There's now a base Digraph class that requires you to implement your own Vertex and Arc (a.k.a. node and edge) classes. So far I supply a NaiveDigraph subclass that's based on mindless OO patterns and a SequenceAcceptor (currently using NaiveDigraph, but could use any other Digraph class). The SequenceAcceptor is a limited FSM for matching strings or arrays.
Aside from refurbishings, the really cool thing that happened was the implementation of digraph-intersection. In other words, Djinn can now take two FSMs and generate an intersection of the grammars they express. String matching is a special case of FSA intersection where the string is assumed to be a trivial FSA with each state having one and only one transition to the next state.
Near Future Coolness: the intersection algorithm for finite state acceptors is apparently a special case of the composition algorithm for finite state transducers. That is, where an Acceptor can only return matches from inputs, a Transducer can return transformations. FSTransducer composition is exactly analogous to function or set composition.

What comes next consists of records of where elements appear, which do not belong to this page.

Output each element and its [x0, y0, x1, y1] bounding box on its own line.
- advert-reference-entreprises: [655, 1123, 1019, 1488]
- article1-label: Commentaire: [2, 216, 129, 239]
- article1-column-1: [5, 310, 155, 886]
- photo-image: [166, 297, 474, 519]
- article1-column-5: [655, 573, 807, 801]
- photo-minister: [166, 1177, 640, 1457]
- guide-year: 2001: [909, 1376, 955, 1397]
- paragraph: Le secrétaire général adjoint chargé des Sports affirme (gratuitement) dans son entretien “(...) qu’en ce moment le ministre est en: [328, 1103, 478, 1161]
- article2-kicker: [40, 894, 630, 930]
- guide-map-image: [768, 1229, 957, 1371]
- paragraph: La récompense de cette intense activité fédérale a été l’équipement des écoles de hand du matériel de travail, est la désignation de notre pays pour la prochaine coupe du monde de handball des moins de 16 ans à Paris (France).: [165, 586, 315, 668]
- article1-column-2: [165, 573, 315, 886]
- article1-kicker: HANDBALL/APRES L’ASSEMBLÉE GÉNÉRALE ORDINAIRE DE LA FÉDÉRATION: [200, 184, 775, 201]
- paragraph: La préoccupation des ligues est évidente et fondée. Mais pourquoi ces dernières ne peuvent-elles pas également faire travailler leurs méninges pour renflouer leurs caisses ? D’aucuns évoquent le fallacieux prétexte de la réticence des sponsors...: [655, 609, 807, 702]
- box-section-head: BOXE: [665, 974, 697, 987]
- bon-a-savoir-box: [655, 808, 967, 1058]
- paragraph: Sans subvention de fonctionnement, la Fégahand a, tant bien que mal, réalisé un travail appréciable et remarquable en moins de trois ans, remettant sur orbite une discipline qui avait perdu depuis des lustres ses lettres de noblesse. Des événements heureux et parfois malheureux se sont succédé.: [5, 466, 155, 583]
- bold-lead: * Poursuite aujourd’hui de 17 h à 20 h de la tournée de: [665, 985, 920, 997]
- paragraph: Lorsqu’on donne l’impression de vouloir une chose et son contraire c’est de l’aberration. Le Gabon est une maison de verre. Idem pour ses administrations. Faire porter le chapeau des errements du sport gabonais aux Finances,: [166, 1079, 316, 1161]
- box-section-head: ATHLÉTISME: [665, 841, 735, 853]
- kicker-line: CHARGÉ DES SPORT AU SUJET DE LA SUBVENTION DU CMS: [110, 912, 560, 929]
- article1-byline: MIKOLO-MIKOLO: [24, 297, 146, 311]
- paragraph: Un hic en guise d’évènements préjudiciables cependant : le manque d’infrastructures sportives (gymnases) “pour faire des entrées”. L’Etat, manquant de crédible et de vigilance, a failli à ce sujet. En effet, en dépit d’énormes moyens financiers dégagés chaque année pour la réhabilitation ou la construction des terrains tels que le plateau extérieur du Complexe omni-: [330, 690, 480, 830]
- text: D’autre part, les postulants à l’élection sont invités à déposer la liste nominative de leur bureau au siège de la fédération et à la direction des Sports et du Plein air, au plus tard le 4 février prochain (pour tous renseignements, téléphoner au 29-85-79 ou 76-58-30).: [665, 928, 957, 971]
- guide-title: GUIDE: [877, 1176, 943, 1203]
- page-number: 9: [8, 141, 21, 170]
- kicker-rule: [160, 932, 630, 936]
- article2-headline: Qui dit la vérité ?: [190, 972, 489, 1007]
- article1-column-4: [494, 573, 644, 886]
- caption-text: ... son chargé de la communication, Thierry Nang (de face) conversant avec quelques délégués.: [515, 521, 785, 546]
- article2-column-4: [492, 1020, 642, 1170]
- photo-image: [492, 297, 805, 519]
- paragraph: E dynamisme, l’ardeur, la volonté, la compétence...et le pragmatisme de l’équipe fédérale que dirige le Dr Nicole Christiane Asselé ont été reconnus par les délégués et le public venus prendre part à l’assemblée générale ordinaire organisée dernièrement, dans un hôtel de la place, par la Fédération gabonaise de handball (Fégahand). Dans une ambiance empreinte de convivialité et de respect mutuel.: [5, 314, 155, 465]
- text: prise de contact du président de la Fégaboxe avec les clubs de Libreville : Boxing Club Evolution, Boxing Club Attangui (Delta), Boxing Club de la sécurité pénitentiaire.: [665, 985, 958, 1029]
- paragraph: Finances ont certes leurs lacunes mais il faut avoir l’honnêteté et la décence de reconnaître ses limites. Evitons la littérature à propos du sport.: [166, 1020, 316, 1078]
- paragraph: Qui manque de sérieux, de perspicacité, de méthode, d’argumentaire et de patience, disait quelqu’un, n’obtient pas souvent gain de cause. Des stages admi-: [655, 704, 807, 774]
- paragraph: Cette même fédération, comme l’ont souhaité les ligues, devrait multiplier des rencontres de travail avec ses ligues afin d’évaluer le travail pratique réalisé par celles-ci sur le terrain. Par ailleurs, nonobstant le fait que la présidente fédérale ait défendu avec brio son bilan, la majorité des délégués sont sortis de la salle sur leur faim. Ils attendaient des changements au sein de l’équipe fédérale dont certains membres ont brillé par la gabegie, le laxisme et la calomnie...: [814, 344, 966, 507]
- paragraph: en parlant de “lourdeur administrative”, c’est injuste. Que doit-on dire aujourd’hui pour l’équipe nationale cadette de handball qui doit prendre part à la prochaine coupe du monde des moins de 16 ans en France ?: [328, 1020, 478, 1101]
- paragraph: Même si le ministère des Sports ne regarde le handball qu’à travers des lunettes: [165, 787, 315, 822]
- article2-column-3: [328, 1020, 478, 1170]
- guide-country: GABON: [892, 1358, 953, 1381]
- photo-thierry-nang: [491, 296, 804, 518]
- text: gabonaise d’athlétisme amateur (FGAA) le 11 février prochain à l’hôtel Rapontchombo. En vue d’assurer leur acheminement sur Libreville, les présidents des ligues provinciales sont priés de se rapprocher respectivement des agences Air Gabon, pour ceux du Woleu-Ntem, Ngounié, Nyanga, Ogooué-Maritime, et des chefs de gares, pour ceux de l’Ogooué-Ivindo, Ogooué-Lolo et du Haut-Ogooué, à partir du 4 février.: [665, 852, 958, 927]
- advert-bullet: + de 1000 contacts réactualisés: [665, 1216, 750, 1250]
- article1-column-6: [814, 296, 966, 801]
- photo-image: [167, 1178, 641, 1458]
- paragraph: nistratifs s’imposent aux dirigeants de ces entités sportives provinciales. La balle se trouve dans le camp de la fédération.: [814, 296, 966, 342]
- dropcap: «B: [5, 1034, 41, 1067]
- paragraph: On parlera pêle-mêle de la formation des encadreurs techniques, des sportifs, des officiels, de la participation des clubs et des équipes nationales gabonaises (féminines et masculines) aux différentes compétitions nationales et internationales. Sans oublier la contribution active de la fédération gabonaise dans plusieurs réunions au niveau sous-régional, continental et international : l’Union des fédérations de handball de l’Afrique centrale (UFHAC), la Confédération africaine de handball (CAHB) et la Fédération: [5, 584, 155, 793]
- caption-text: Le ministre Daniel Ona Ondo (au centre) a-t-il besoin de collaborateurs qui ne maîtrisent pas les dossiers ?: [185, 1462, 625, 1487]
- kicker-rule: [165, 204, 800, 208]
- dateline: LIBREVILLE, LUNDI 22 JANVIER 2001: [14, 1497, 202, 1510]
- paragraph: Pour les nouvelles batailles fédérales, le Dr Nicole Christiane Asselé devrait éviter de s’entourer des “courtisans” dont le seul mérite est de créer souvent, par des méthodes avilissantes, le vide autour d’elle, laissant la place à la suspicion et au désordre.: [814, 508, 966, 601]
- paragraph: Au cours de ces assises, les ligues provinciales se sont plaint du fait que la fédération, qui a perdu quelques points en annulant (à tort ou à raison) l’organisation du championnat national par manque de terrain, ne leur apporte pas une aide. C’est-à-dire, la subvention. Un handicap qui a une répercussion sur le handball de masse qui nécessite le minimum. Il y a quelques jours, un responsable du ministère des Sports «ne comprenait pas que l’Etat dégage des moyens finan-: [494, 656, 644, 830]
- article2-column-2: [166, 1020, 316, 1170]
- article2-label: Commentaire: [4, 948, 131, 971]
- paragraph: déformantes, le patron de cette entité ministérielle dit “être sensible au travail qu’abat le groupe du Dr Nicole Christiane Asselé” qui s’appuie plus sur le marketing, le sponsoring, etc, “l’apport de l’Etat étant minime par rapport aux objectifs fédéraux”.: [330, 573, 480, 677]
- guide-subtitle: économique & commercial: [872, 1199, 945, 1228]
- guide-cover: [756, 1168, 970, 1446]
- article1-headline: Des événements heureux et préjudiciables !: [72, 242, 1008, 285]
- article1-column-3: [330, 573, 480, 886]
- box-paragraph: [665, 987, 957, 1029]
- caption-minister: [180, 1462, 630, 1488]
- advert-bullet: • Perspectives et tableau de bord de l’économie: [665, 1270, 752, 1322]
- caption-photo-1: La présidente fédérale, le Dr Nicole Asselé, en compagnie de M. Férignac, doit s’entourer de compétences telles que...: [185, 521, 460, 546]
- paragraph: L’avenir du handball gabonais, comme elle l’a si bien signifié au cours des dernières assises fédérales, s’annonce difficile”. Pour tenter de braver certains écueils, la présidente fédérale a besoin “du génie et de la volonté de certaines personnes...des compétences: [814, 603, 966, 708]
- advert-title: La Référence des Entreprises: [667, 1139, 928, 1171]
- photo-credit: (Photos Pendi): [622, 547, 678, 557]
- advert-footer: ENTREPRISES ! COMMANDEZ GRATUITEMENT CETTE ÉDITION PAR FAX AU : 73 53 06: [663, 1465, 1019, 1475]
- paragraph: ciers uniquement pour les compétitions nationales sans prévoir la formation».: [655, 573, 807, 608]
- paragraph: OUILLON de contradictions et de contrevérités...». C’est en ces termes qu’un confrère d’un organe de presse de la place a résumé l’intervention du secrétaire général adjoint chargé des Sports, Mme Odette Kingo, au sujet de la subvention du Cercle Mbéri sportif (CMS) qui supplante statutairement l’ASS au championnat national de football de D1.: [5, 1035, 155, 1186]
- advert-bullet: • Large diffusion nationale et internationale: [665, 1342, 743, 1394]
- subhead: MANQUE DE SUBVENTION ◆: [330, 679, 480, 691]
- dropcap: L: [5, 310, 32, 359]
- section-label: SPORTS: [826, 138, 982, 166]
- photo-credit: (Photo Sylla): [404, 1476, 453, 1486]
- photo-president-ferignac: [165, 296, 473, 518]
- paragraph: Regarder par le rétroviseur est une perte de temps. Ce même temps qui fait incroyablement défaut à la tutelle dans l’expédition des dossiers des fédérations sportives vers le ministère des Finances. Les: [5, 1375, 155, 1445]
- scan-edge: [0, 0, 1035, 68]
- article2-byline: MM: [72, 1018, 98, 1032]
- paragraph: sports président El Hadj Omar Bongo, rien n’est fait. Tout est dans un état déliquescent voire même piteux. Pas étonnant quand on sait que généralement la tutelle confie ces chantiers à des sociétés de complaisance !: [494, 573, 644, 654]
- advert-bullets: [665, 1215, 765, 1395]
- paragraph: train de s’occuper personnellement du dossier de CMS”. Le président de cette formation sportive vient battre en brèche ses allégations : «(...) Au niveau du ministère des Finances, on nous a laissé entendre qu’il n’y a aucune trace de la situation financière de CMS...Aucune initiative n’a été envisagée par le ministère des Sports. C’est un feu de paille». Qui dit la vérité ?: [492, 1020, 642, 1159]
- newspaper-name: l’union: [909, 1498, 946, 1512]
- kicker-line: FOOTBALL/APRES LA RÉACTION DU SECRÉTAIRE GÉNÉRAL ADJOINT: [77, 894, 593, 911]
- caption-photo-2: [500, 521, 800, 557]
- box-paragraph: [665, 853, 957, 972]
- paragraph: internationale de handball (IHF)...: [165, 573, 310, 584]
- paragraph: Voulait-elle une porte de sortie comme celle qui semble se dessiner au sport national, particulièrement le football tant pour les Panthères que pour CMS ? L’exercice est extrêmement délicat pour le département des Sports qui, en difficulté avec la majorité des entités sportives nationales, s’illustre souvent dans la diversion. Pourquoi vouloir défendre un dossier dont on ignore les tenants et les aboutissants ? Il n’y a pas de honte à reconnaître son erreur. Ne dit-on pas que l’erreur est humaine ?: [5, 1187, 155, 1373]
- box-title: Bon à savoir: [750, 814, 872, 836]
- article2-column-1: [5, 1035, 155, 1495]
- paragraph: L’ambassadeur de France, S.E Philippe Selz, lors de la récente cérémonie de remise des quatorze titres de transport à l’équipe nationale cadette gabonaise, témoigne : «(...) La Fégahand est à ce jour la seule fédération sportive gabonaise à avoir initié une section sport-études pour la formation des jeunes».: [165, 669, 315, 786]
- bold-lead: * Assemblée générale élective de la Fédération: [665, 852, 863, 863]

Limitations: I stepped waaaay back from my idea of allowing each FSA transition to do arbitrary matching. Doing anything other than exact matching drops you straight into Cartesian Product territory. That territory may well be worth exploring for situations with known bounds on the number of arcs per vertex (aka transitions leaving each state), but I'm not assuming that constraint for now. It should be near-trivial to add later, by augmenting the way the Arc classes test equivalence.
Interoperability: AT&T's fsm and OpenFST emit and consume simple text formats. Djinn easily could be modified to emit/consume these formats. This means that a production environment could take FSMs created in the browser by Djinn and perform complex, CPU intensive operations with a highly-optimized OpenFST application. Or a browser could use Djinn to perform less intensive operations on an FSM constructed and maintained by OpenFST.
TODOS:
- subclass of Digraph that uses an adjacency list for vertex/arc operations
- dump/load functions for OpenFST text format
- transducer subclass (both input and output values for each arc)
- regex compiler (mostly for demo)
- subclass that maintains a codebook of arc values, using integer labels for the actual arc storage.